De temps en temps je m’arrête pour faire des images. Ou plutôt des esquisses. Je crayonne au Leica. L’image elle-même apparaîtra au bout de la chaîne. Ou pas. La photographie est un moyen, non une fin. Il convient toujours, en toute chose, de ne pas confondre la fin et le moyen. Un moyen au service d’une quête, d’un questionnement. Un questionnement qui n’appelle pas d’autre réponse que lui-même. Son propre approfondissement. Sans pour autant être sa propre fin. Comme aller vers l’horizon, sachant qu’on n’atteint pas l’horizon. Qu’on ne l’atteindra jamais et que cela n’est pas une raison pour aller vers lui. Celui qui entreprend un tel voyage au but inaccessible, ne s’en approche pas mais avance. Laissant libre cours à l’inspiration, je vais au-devant de situations. L’imprévu pour seule prévision. Je respire la lumière, je hume, je tâte, j’écoute. Je trace mon itinéraire sur la carte, dépliée à côté de moi, une fois seulement après l’avoir parcouru. Il apparaît en chemin, à mesure qu’il disparaît. Il n’en restera qu’un trait hésitant au stylo bille bleu, que je reporterai au feutre stabylo bleu sur la grande carte punaisée au mur du couloir, cher moi. Au fil des mois depuis deux ans s’étend et se resserre une toile d’araignée qui semble vouloir tisser un cocon autour de l’Andalousie.

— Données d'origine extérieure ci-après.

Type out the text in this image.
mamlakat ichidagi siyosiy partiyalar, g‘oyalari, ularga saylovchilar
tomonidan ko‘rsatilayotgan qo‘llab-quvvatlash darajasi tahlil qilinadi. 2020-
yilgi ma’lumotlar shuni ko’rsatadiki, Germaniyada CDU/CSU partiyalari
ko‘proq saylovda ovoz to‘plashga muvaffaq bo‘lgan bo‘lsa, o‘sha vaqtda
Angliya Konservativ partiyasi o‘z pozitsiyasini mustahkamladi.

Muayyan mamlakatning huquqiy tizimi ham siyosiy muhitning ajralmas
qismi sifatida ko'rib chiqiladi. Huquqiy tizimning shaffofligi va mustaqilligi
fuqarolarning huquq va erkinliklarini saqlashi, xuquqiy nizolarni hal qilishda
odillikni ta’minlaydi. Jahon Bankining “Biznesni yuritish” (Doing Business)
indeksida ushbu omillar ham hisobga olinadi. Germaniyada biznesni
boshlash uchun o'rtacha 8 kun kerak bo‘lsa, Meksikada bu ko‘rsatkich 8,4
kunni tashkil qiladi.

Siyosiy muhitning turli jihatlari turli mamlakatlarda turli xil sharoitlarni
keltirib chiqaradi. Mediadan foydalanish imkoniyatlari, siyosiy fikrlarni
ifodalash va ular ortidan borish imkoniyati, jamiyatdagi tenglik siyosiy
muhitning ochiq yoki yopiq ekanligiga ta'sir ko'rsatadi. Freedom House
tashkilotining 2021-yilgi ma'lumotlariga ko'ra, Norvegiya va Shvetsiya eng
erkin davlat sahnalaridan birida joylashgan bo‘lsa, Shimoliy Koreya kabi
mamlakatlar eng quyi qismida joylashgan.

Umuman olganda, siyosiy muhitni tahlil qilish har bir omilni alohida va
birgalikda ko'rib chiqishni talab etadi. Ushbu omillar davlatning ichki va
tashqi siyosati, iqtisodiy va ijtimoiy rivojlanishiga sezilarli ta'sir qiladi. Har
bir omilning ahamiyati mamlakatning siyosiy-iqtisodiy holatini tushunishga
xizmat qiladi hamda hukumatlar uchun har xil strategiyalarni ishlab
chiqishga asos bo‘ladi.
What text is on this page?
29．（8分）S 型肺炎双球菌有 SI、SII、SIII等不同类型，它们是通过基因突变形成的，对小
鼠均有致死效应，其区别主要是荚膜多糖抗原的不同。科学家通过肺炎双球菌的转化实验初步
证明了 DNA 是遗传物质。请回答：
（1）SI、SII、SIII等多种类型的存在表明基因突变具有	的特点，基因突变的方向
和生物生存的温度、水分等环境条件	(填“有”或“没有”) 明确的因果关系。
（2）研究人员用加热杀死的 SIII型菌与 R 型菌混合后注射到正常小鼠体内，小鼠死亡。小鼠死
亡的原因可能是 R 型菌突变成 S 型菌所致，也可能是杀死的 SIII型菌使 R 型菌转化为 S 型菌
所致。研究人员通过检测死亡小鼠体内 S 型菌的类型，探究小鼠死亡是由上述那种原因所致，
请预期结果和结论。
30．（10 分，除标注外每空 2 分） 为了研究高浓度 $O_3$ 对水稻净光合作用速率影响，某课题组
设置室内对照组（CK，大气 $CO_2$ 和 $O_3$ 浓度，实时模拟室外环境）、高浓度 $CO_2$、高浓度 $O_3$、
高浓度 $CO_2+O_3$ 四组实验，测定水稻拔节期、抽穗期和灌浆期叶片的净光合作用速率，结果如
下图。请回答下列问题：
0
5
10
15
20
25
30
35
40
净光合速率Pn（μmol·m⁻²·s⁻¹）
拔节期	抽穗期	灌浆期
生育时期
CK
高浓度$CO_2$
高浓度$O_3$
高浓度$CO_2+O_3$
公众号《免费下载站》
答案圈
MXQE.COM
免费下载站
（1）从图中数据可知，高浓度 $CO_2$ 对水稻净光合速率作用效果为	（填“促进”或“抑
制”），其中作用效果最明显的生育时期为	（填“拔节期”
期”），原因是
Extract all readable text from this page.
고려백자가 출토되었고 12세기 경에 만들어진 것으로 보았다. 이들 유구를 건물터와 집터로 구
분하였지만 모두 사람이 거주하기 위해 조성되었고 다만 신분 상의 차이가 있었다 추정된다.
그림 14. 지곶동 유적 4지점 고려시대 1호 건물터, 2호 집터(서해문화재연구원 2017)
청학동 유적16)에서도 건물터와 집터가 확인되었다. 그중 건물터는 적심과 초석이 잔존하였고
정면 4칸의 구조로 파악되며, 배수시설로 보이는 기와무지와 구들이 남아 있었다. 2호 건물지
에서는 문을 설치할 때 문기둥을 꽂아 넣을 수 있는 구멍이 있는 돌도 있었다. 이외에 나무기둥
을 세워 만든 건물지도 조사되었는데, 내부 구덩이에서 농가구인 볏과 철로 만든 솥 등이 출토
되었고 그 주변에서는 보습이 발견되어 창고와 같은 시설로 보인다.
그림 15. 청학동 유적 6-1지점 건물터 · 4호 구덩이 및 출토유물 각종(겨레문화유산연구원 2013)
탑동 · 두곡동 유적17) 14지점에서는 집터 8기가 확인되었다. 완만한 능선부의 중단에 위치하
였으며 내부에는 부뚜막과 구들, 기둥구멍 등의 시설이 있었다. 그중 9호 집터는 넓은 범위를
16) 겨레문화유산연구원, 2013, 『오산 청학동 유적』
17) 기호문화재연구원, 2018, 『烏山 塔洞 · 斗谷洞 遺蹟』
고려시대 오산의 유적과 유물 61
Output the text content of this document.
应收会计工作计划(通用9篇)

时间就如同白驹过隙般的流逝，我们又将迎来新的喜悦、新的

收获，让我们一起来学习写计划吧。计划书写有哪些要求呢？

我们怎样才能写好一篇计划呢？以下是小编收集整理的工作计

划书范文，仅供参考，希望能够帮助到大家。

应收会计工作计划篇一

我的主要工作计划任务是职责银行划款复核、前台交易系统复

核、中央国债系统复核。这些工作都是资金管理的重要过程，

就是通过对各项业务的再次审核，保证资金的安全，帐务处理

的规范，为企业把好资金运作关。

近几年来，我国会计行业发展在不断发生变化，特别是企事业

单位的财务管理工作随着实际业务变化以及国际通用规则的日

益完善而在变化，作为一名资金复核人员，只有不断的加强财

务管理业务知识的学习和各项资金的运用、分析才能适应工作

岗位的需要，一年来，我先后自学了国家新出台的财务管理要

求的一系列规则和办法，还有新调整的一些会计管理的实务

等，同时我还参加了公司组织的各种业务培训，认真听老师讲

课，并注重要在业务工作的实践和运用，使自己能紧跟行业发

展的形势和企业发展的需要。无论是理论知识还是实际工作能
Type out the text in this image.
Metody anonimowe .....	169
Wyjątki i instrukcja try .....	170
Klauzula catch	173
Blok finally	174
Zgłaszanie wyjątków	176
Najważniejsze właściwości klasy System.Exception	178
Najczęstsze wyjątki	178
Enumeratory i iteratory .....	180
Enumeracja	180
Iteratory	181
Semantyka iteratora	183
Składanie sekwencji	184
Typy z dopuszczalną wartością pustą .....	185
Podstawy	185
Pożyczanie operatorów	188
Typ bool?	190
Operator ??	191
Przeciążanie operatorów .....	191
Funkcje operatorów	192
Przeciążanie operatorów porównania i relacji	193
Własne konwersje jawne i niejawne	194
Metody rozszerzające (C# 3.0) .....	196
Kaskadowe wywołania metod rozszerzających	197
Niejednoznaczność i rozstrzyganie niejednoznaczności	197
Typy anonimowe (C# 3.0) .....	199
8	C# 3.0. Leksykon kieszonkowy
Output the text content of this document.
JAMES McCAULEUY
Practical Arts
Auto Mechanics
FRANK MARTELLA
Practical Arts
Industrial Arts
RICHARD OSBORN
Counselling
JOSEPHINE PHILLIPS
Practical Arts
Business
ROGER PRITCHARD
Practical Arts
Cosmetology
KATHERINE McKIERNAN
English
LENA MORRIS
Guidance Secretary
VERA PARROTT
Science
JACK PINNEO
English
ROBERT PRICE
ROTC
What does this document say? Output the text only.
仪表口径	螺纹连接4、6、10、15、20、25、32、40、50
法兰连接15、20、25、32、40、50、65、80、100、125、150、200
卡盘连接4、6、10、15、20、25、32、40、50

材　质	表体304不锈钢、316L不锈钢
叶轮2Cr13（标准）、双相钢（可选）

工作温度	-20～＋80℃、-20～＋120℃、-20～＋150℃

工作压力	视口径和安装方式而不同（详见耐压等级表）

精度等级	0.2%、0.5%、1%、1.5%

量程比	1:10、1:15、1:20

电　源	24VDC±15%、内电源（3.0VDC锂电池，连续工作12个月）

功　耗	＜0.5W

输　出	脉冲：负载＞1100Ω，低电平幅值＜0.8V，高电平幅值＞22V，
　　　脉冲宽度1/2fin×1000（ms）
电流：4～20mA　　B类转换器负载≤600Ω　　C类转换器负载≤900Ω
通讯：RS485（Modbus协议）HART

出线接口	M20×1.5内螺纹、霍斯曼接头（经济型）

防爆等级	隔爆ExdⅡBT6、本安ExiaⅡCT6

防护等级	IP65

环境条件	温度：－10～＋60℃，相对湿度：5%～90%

Chaque déclenchement de l’appareil est une tentative. La collecte d’une possibilité d’image. Je pourrais dire un précurseur d’image. Parfois j’ai l’impression que j’en tiens une, d’autres fois l’impression inverse. Mais ni une impression ni l’autre ne présage de quoique ce soit. L’image garde son secret jusqu’au bout. Peut-être le gardera-t-elle à jamais, en n’apparaissant pas. Cela pourra paraître étrange, ou iconoclaste, mais l’action photographique ne tient pas seulement à son résultat tangible : un tirage sur papier. Elle est en soi un acte de vie. Le résultat, l’efficacité, tout ce qui ressortit d’une pensée marchande ne me concerne pas. Photographier, c’est vivre poétiquement avec un appareil photo. Une image, plus tard, sera peut-être la trace de ce vécu, une empreinte laissée sur un espace bien plus ample qu’elle, bien plus riche et mystérieux. Et plus l’image en retour contient, évoque cette espace qui l’outrepasse, plus elle est juste. Plus elle est forte. Plus elle est belle. La Beauté, comme midi, chacun la voit à sa porte.
Je n’ai aucune contrainte d’horaire, alors je décide de me rendre à Víznar pour saluer la mémoire de Lorca. Il y a plusieurs années que je suis partagé entre la tentation d’y aller et la crainte d’y aller. Cette fois, j’y vais! Avant Grenade, le réseau routier est en travaux. Le gps de la voiture ne sait plus quel chemin indiquer. Je tourne et vire dans les zones industrielles, tente plusieurs fois de tromper la machine en programmant des erreurs volontaires, rien n’y fait. Des ondes émises d’on ne sait où viennent brouiller les pistes. Je décide de me passer de l’électronique et d’y aller au jugé. Víznar, je le sais, se trouve sur le contrefort de la sierra de Elvira, et le « barranco », le ravin, situé quelque part sur la route d’Alfacar. Observant le paysage, je me dirige à l’estime. La méthode ancestrale paie. Bientôt j’arrive au village et un panneau indique la direction recherchée.
Je redoute cette visite. L’Andalousie vend tout ce qu’elle peut de son âme à l’industrie touristique et il faut avoir le flair et la patience du chercheur d’or pour découvrir les pépites de ce qui reste encore cette terre à part d’où source le duende. L’inspiration, la grâce, le mystère. Au ravin de Víznar, je crains la mascarade, le parc d’attraction Federico, mais je veux y aller pour me tenir là, recueilli, en ce lieu, sur cette terre abreuvée par le sang des ennemis du fascisme.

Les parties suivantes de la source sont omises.